Ninguém, no mundo, imaginaria começar 2020 ‘de cara’ com um inimigo invisível, o novo coronavírus.  São tempos muito difíceis e, mesmo diante do caos para além da tragédia humana, muitos ainda não acreditam que o planeta vive e sofre as consequências drásticas de uma pandemia. São muitas perguntas, incertezas e quase nada de respostas concretas quanto à cura da Covid-19 ou como e onde tudo começou. No entanto, para muitos especialistas a degradação do meio ambiente está na origem da pandemia, e, por isso entenda-se entre outros aspectos relevantes o crescimento urbano desordenado, a industrialização sem limites, a destruição de florestas e habitats naturais e a falta de maiores investimentos em vigilância sanitária.

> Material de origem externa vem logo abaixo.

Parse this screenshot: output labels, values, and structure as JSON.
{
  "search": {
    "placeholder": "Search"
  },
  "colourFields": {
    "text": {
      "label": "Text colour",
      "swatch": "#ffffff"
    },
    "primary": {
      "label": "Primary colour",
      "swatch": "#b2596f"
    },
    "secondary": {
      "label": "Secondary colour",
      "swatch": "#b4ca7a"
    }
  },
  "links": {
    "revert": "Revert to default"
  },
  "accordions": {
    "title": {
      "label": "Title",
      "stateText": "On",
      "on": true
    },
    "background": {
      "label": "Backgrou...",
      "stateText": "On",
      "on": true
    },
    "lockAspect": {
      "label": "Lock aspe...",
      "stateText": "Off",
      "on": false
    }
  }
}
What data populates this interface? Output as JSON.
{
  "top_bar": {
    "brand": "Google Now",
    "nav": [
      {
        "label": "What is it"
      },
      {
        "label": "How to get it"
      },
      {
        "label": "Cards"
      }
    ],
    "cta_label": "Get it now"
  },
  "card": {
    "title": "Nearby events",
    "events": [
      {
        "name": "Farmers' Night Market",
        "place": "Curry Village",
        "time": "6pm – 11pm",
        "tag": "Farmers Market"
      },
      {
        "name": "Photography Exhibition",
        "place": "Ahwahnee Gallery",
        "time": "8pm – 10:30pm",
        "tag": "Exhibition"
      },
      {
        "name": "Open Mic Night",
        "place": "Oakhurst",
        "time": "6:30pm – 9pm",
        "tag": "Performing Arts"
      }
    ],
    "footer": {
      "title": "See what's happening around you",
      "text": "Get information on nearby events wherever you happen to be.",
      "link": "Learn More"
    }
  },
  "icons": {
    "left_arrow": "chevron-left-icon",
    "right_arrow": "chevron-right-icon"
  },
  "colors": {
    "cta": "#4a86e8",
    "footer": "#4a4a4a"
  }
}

Trazendo todas essas questões para a nossa realidade, em especial para a gestão dos resíduos sólidos, a pandemia reacende a polêmica sobre a não implantação da Política Nacional de Resíduos Sólidos (PNRS) em todo o Brasil. Prestes a completar 10 anos, a lei determina o fechamento de todos os lixões e a destinação de rejeitos – aquilo que não pode ser reciclado ou reutilizado -, quase nada se avançou quando ao assunto é a erradicação dos lixões em todo o país – apesar de 60% das cidades brasileiras ainda manter os chamados lições a céu aberto –  3353 municípios -, causando graves danos ambientais e à saúde da população.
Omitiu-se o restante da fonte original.